For automation-vs-brand framing beyond this matchup, ActiveCampaign vs Mailchimp and Mailchimp vs ConvertKit cover adjacent decisions. SMB operators on a budget should also skim best email marketing tools for beginners and MailerLite vs Brevo before committing.
FAQ
Is Klaviyo really worth the extra cost over Mailchimp?
For ecommerce stores doing more than ~$5K/month, almost always yes. Klaviyo's pre-built flows and segmentation typically lift email-attributed revenue by 15-30% in the first quarter compared to Mailchimp on the same store.

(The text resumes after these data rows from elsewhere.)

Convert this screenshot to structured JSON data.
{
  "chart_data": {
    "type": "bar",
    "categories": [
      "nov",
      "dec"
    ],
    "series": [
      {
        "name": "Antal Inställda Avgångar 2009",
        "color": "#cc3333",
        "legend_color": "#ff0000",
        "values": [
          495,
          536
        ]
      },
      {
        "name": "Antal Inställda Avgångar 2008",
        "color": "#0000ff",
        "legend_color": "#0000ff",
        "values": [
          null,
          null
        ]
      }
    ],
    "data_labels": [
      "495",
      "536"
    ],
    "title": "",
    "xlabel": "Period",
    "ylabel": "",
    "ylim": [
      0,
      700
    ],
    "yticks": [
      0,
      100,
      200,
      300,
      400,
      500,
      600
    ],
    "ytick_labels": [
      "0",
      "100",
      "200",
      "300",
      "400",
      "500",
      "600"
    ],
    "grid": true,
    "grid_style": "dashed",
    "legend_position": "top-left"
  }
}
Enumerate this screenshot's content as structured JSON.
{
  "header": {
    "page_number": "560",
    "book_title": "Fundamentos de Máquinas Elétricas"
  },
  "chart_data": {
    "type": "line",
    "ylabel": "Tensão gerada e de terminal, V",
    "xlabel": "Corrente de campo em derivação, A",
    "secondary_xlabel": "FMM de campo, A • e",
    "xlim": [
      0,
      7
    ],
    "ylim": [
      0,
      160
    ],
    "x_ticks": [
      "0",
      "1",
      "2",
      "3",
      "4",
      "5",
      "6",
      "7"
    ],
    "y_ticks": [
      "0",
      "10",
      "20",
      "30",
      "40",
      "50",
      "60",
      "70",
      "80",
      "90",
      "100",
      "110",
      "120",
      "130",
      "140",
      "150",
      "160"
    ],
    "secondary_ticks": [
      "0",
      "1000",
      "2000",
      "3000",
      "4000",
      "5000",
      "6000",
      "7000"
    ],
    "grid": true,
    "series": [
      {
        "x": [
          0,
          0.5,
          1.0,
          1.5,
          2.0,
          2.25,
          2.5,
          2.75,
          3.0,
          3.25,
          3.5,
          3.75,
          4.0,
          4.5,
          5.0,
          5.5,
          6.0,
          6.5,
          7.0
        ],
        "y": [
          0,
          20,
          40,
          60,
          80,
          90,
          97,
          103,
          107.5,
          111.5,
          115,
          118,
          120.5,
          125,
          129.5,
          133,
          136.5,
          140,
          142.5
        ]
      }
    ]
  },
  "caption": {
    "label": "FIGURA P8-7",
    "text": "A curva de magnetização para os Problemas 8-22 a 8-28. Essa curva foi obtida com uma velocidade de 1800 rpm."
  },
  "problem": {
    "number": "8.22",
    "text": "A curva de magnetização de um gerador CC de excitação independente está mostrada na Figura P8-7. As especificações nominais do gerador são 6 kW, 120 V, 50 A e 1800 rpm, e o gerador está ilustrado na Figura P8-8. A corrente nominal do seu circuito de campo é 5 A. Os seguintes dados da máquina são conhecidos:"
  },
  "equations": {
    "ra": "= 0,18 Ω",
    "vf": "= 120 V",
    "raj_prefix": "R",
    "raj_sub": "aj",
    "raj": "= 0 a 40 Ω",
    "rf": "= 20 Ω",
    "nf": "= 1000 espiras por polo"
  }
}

For a content business or service firm, no, Mailchimp is the better-value choice.
Can Mailchimp do abandoned cart emails?
Yes, Mailchimp can send abandoned cart emails when connected to Shopify, BigCommerce, or WooCommerce. The depth and customization of those flows is shallower than Klaviyo's, and the segmentation around them (high-AOV cart vs low-AOV cart, returning vs new) is harder to set up cleanly.
Which is easier for beginners, Klaviyo or Mailchimp?
Mailchimp is easier on day one. Klaviyo has a learning curve of about a week to feel productive. The trade-off is that Klaviyo rewards the time investment with revenue you can attribute; Mailchimp rewards it with a polished newsletter habit.
Can I migrate from Mailchimp to Klaviyo without losing my list?
Yes. Klaviyo offers a Mailchimp import that handles contacts, tags (mapped to lists/segments), and basic templates. Plan to rebuild automations from scratch, since the data models are different. Budget a week of focused work for a list under 50K subscribers.
What about Klaviyo SMS pricing vs Mailchimp SMS?
Klaviyo includes a base SMS credit allowance on combined plans and charges per message above that. Mailchimp's SMS is available on higher tiers and priced per message. For an ecommerce brand running flows, Klaviyo's pricing is usually cleaner because SMS lives inside the same automations as email.
Disclosure: Pricing and plan limits change. I am summarizing publicly advertised positioning as of the article date. Verify features and checkout totals on each vendor's official pricing page before you buy.